Prendre en compte la diversité des parties prenantes

Les articles de ce numéro relèvent de recherches en sciences sociales qui soulignent l'importance de prendre en compte la diversité des parties prenantes et des processus impliqués à l'échelle de l'ensemble du système alimentaire. « Cette façon d’appréhender les transformations technologiques du secteur agricole appelle à dépasser un réductionnisme technologique, pour montrer que les technologies ne s’imposent pas seulement parce qu’elles sont performantes, mais aussi parce qu’elles sont considérées comme plus légitimes ou plus prometteuses que d’autres à un moment donné », souligne Frédéric Goulet.

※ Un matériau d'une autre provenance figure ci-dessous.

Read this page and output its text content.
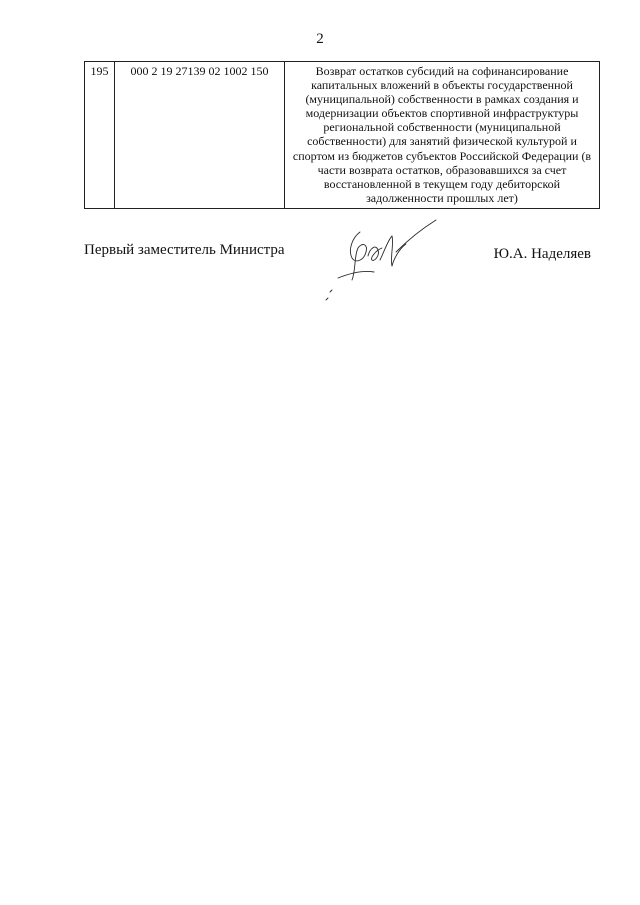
2
195	000 2 19 27139 02 1002 150	Возврат остатков субсидий на софинансирование капитальных вложений в объекты государственной (муниципальной) собственности в рамках создания и модернизации объектов спортивной инфраструктуры региональной собственности (муниципальной собственности) для занятий физической культурой и спортом из бюджетов субъектов Российской Федерации (в части возврата остатков, образовавшихся за счет восстановленной в текущем году дебиторской задолженности прошлых лет)
Первый заместитель Министра	Ю.А. Наделяев
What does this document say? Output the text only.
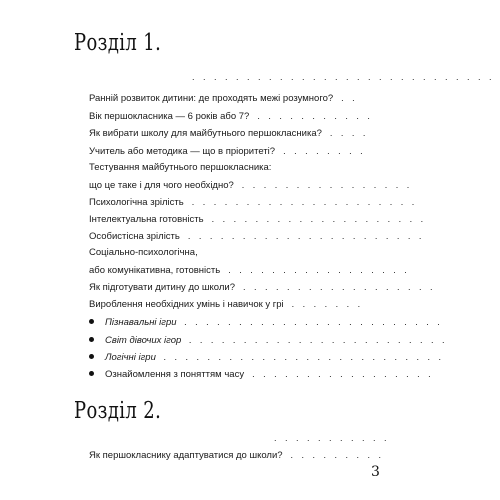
Розділ 1.
. . . . . . . . . . . . . . . . . . . . . . . . . . . .
Ранній розвиток дитини: де проходять межі розумного? . .
Вік першокласника — 6 років або 7? . . . . . . . . . . .
Як вибрати школу для майбутнього першокласника? . . . .
Учитель або методика — що в пріоритеті? . . . . . . . .
Тестування майбутнього першокласника:
що це таке і для чого необхідно? . . . . . . . . . . . . . . . .
Психологічна зрілість . . . . . . . . . . . . . . . . . . . . .
Інтелектуальна готовність . . . . . . . . . . . . . . . . . . . .
Особистісна зрілість . . . . . . . . . . . . . . . . . . . . . .
Соціально-психологічна,
або комунікативна, готовність . . . . . . . . . . . . . . . . .
Як підготувати дитину до школи? . . . . . . . . . . . . . . . . . .
Вироблення необхідних умінь і навичок у грі . . . . . . .
Пізнавальні ігри . . . . . . . . . . . . . . . . . . . . . . . .
Світ дівочих ігор . . . . . . . . . . . . . . . . . . . . . . . .
Логічні ігри . . . . . . . . . . . . . . . . . . . . . . . . . .
Ознайомлення з поняттям часу . . . . . . . . . . . . . . . . .
Розділ 2.
. . . . . . . . . . .
Як першокласнику адаптуватися до школи? . . . . . . . . .
3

La mise en avant d’une alternative plutôt qu’une autre est aussi le reflet de la place plus grande accordée à certains types d’expertise scientifique plutôt que d’autres (discipline scientifique ou courant dans une discipline donnée). Les deux articles portant sur la France, qui étudient respectivement le plan Ecophyto et les dispositions adoptées pour réguler l’usage du glyphosate, montrent ainsi comment le type d’experts convoqués influence l’orientation des décisions prises.

Référence 

Moving beyond pesticides: Exploring alternatives for a changing food system
https://doi.org/10.1016/j.envsci.2023.06.007

Décryptage d’une alternative innovante de production de microorganismes à la ferme au Brésil

Dans un autre article publié dans Journal of Rural Studies, Frédéric Goulet, sociologue de l’innovation au Cirad, appelle à réfléchir non seulement à la nature des intrants utilisés, mais aussi à la façon dont ils sont produits et dont les agriculteurs y accèdent. Il se penche sur le cas de l’utilisation au Brésil de microorganismes (bactéries et champignons), dont les souches ont été sélectionnées et améliorées par l’Embrapa ou par des entreprises privées, qui permettent de réduire l’utilisation d’engrais azotés et phosphorés ou encore de pesticides. Il montre que depuis 10 ans de nombreux agriculteurs brésiliens se sont lancés dans la production à la ferme de microorganismes, afin de réduire leurs coûts de production et leurs dépendances vis-à-vis des intrants de synthèse et des entreprises qui les produisent ou commercialisent.

Référence 
On-farm agricultural inputs and changing boundaries: Innovations around production of microorganisms in Brazil 
https://doi.org/10.1016/j.jrurstud.2023.103070 
Qu'appelle-t-on un "biointrant" en Amérique latine ?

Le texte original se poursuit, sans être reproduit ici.